Profis wissen, dass jeder Kauf von Aktien stets eine Wette auf die Zukunft ist. Es geht um die Erwartungen über einen Zeitraum der nächsten sechs bis zwölf Monate. Und da ist es realistisch, dass die Mehrheit der Bevölkerung geimpft ist und es nicht erwarten kann, wieder zu reisen, und den Konjunkturmotor wieder voll ins Laufen bringt. Mittlerweile ist das freilich eingepreist, die Frage wird sein, ob das Plus die Erwartungen übertrifft und ob es nachhaltig ist. Glaubt man daran und beträgt der Zeithorizont mehrere Jahre, spricht auch bei den aktuell hohen Bewertungen nichts gegen einen vorsichtigen Einstieg mit breiter Streuung.
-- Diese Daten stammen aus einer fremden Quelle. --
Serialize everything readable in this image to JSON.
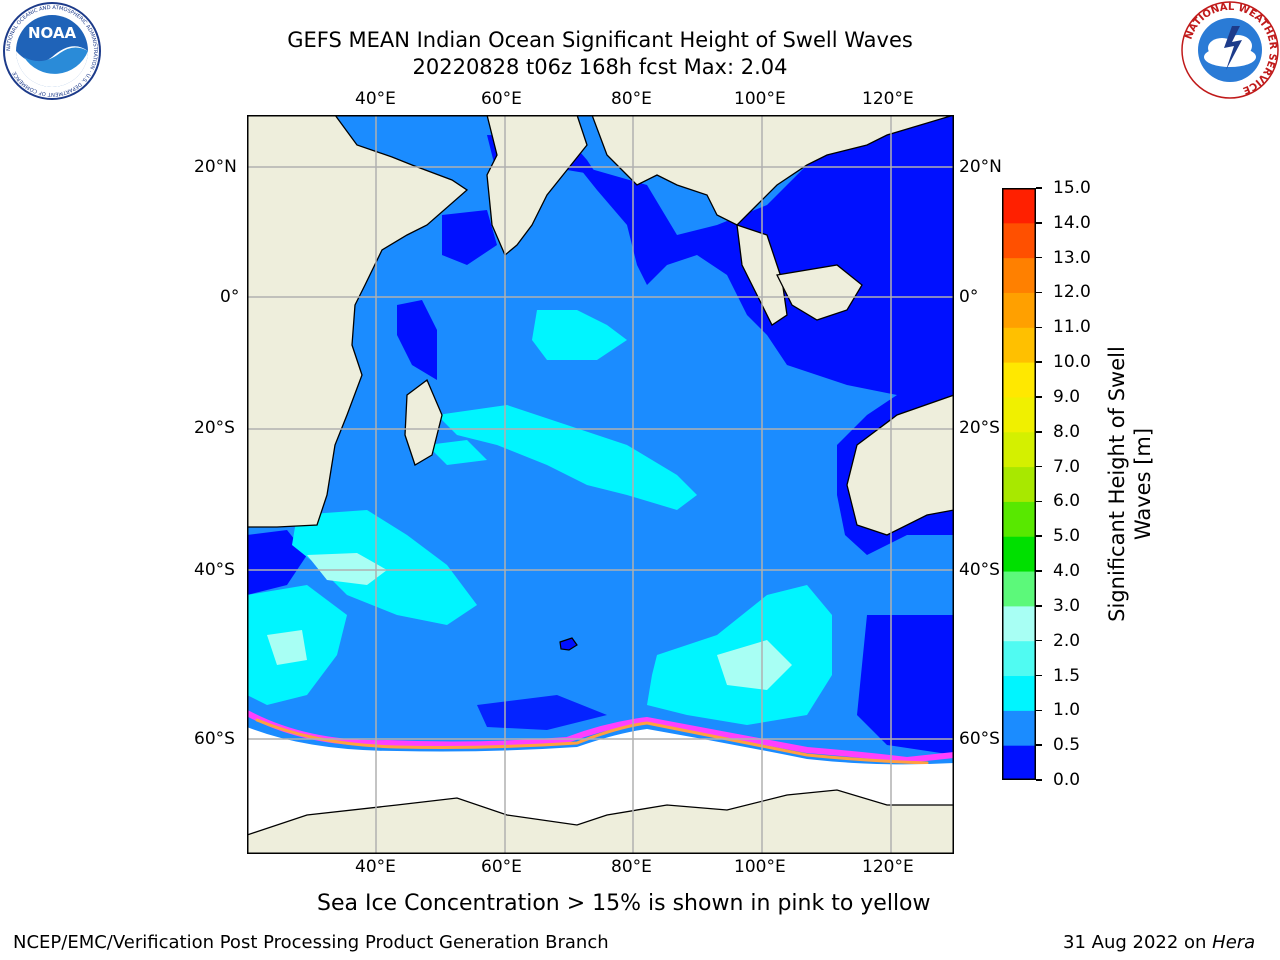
{
  "title": {
    "line1": "GEFS MEAN Indian Ocean Significant Height of Swell Waves",
    "line2": "20220828 t06z 168h fcst   Max: 2.04"
  },
  "map": {
    "lon_ticks": [
      "40°E",
      "60°E",
      "80°E",
      "100°E",
      "120°E"
    ],
    "lat_ticks": [
      "20°N",
      "0°",
      "20°S",
      "40°S",
      "60°S"
    ],
    "colors": {
      "land": "#eeeedc",
      "ocean_base": "#1b8cff",
      "coastline": "#000000",
      "gridline": "#b0b0b0"
    }
  },
  "colorbar": {
    "label_line1": "Significant Height of Swell",
    "label_line2": "Waves [m]",
    "ticks": [
      "0.0",
      "0.5",
      "1.0",
      "1.5",
      "2.0",
      "3.0",
      "4.0",
      "5.0",
      "6.0",
      "7.0",
      "8.0",
      "9.0",
      "10.0",
      "11.0",
      "12.0",
      "13.0",
      "14.0",
      "15.0"
    ],
    "colors": [
      "#0010ff",
      "#1b8cff",
      "#00f5ff",
      "#50fbf2",
      "#a8fff4",
      "#5cf97a",
      "#00e000",
      "#58e800",
      "#a8e800",
      "#d4f000",
      "#f0f000",
      "#ffe800",
      "#ffc000",
      "#ffa000",
      "#ff8000",
      "#ff5000",
      "#ff2000"
    ]
  },
  "caption": "Sea Ice Concentration > 15% is shown in pink to yellow",
  "footer": {
    "left": "NCEP/EMC/Verification Post Processing Product Generation Branch",
    "right_date": "31 Aug 2022 on ",
    "right_host": "Hera"
  },
  "logos": {
    "noaa_text": "NOAA",
    "noaa_ring_text": "NATIONAL OCEANIC AND ATMOSPHERIC ADMINISTRATION · U.S. DEPARTMENT OF COMMERCE",
    "nws_ring_text": "NATIONAL WEATHER SERVICE"
  }
}
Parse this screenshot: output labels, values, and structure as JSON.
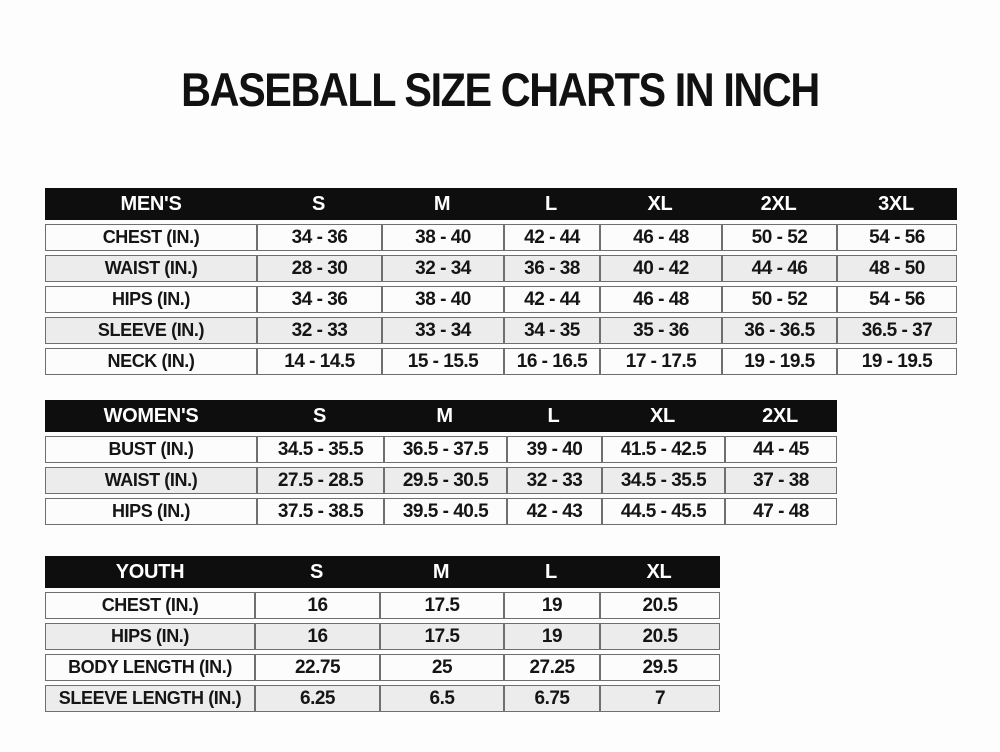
{
  "page": {
    "title": "BASEBALL SIZE CHARTS IN INCH"
  },
  "chart_data": [
    {
      "type": "table",
      "title": "MEN'S",
      "header": [
        "MEN'S",
        "S",
        "M",
        "L",
        "XL",
        "2XL",
        "3XL"
      ],
      "rows": [
        {
          "label": "CHEST (IN.)",
          "values": [
            "34 - 36",
            "38 - 40",
            "42 - 44",
            "46 - 48",
            "50 - 52",
            "54 - 56"
          ]
        },
        {
          "label": "WAIST (IN.)",
          "values": [
            "28 - 30",
            "32 - 34",
            "36 - 38",
            "40 - 42",
            "44 - 46",
            "48 - 50"
          ]
        },
        {
          "label": "HIPS (IN.)",
          "values": [
            "34 - 36",
            "38 - 40",
            "42 - 44",
            "46 - 48",
            "50 - 52",
            "54 - 56"
          ]
        },
        {
          "label": "SLEEVE (IN.)",
          "values": [
            "32 - 33",
            "33 - 34",
            "34 - 35",
            "35 - 36",
            "36 - 36.5",
            "36.5 - 37"
          ]
        },
        {
          "label": "NECK (IN.)",
          "values": [
            "14 - 14.5",
            "15 - 15.5",
            "16 - 16.5",
            "17 - 17.5",
            "19 - 19.5",
            "19 - 19.5"
          ]
        }
      ]
    },
    {
      "type": "table",
      "title": "WOMEN'S",
      "header": [
        "WOMEN'S",
        "S",
        "M",
        "L",
        "XL",
        "2XL"
      ],
      "rows": [
        {
          "label": "BUST (IN.)",
          "values": [
            "34.5 - 35.5",
            "36.5 - 37.5",
            "39 - 40",
            "41.5 - 42.5",
            "44 - 45"
          ]
        },
        {
          "label": "WAIST (IN.)",
          "values": [
            "27.5 - 28.5",
            "29.5 - 30.5",
            "32 - 33",
            "34.5 - 35.5",
            "37 - 38"
          ]
        },
        {
          "label": "HIPS (IN.)",
          "values": [
            "37.5 - 38.5",
            "39.5 - 40.5",
            "42 - 43",
            "44.5 - 45.5",
            "47 - 48"
          ]
        }
      ]
    },
    {
      "type": "table",
      "title": "YOUTH",
      "header": [
        "YOUTH",
        "S",
        "M",
        "L",
        "XL"
      ],
      "rows": [
        {
          "label": "CHEST (IN.)",
          "values": [
            "16",
            "17.5",
            "19",
            "20.5"
          ]
        },
        {
          "label": "HIPS (IN.)",
          "values": [
            "16",
            "17.5",
            "19",
            "20.5"
          ]
        },
        {
          "label": "BODY LENGTH (IN.)",
          "values": [
            "22.75",
            "25",
            "27.25",
            "29.5"
          ]
        },
        {
          "label": "SLEEVE LENGTH (IN.)",
          "values": [
            "6.25",
            "6.5",
            "6.75",
            "7"
          ]
        }
      ]
    }
  ],
  "colors": {
    "page_bg": "#fdfdfd",
    "title_color": "#111111",
    "header_bg": "#0e0e0e",
    "header_text": "#ffffff",
    "row_bg": "#fcfcfc",
    "row_alt_bg": "#ececec",
    "border": "#6f6f6f",
    "text": "#151515"
  }
}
Will man in wenigen Monaten schnelles Geld verdienen, ist die Börse der falsche Ort. ► Langfristig positiv denken. Selbst die besten Analysten können nicht treffsicher sagen, ob die wichtigsten Indizes zu Jahresende höher oder tiefer notieren. Dafür können selbst die schlechtesten Analysten mit hoher Treffsicherheit prophezeien, dass der S&P 500 in fünfzehn Jahren höher als heute notieren wird. Deshalb: Egal, wie gut oder schlecht die Wirtschaftslage ist, wie hoch oder niedrig die Bewertungen sind: Mit dem entsprechenden Zeithorizont im Hinterkopf gibt es keinen falschen Zeitpunkt für einen – vorsichtigen und schrittweisen – Einstieg in den Aktienmarkt.